September 2021 could be a good time to focus on ASX growth shares. Reporting season has just finished and there may be opportunities.

September 2021 could be a good time to focus on ASX growth shares. Reporting season has just finished and we’ve had a good look at the results.

The last month has given investors insights into how businesses have performed, as well as the outlook.

A share price can decline and be expensive. Share prices can also rise and be good value.

After seeing their results, share prices and current trading conditions, I think these ASX growth shares might be opportunities:

Adore Beauty Group Ltd (ASX: ABY)

Adore Beauty is a leading online retailer of thousands of different beauty products from hundreds of different brands.

It reported in FY21 that it saw record revenue, profit and customer numbers. Revenue outperformed guidance, rising 48% to $179.3 million. Active customers rose 39% to 818,000 whilst returning customer growth was 64%.

Profit margins increased, with the gross profit margin increasing by 1.2 percentage points to 33.1% thanks to product margin expansion. The ASX growth share saw EBITDA (EBITDA explained) grow faster than revenue, increasing by 53% to $7.6 million despite the heavy investing for growth.

Adore Beauty is looking to capitalise on the structural shift to online channels.

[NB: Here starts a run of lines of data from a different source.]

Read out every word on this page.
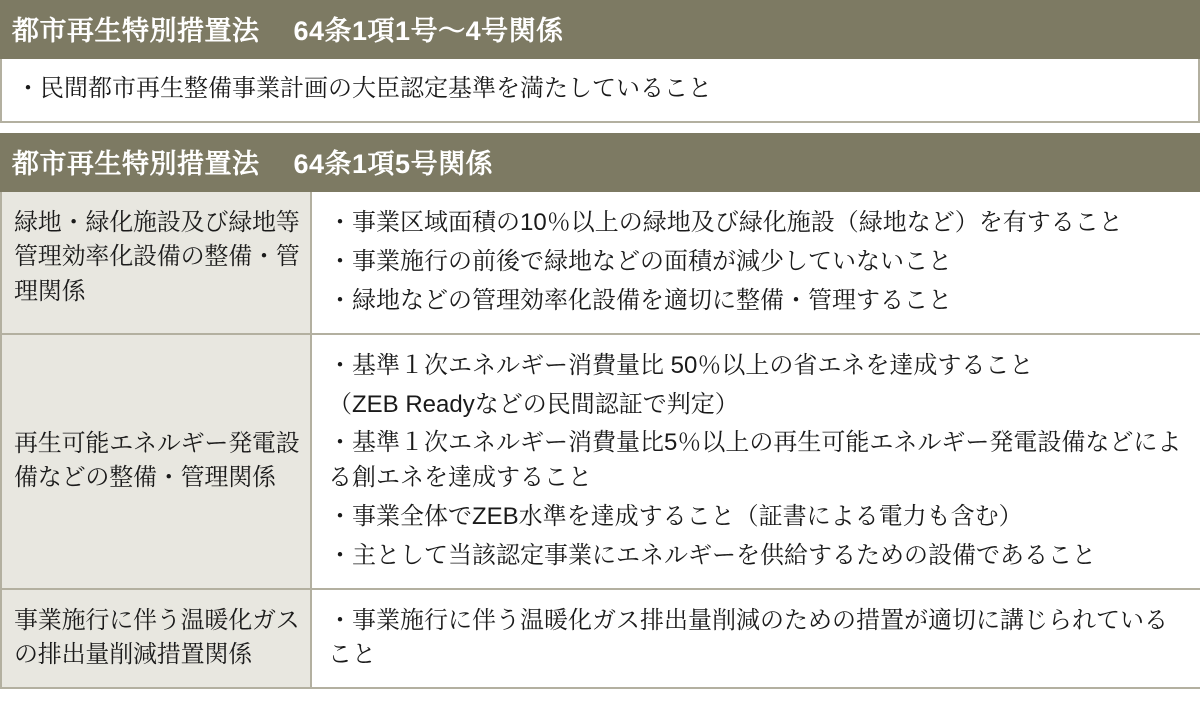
都市再生特別措置法 64条1項1号〜4号関係
・民間都市再生整備事業計画の大臣認定基準を満たしていること
都市再生特別措置法 64条1項5号関係
緑地・緑化施設及び緑地等管理効率化設備の整備・管理関係	
・事業区域面積の10％以上の緑地及び緑化施設（緑地など）を有すること
・事業施行の前後で緑地などの面積が減少していないこと
・緑地などの管理効率化設備を適切に整備・管理すること

再生可能エネルギー発電設備などの整備・管理関係	
・基準１次エネルギー消費量比 50％以上の省エネを達成すること
（ZEB Readyなどの民間認証で判定）
・基準１次エネルギー消費量比5％以上の再生可能エネルギー発電設備などによる創エネを達成すること
・事業全体でZEB水準を達成すること（証書による電力も含む）
・主として当該認定事業にエネルギーを供給するための設備であること

事業施行に伴う温暖化ガスの排出量削減措置関係	
・事業施行に伴う温暖化ガス排出量削減のための措置が適切に講じられていること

The annual revenue per active customer went up 7% to $219, driven by strong customer retention and increasing average order value. This shows that each customer is becoming more valuable, which should help grow margins over time.

FY22 revenue is up 26% in the year to date. Adore Beauty is going to invest heavily to achieve growth and profit margin expansion will come in a few years after capturing more of the opportunity that awaits.

Bapcor Ltd (ASX: BAP)

The Bapcor share price has dropped 13% over the last month. Lockdowns in Australia’s two most populous cities aren’t helping things. Bapcor has also temporarily halted its network expansion in Asia because of COVID-19 impacts and restrictions.

However, I think that any downturn may be short lived. Asia is a huge potential market for Bapcor and management will want to get on with growing there once the company will benefit from having more outlets that can be open.

The ASX growth share has done a lot on work on its supply chain and efficiencies, which should help the long-term profit margins.

Retail demand may not be as strong in FY22 compared to the prior year (retail revenue grew 26.1% in FY21), but Bapcor can re-invest the profit it made across the business in FY21 to grow its networks of Bursons, Autobarns, truck parts and so on.

I think the longer-term for Bapcor looks good, particularly if it can keep increasing its profit margins. Using the CommSec data, Bapcor is currently priced at 18 times the estimated earnings for the 2023 financial year.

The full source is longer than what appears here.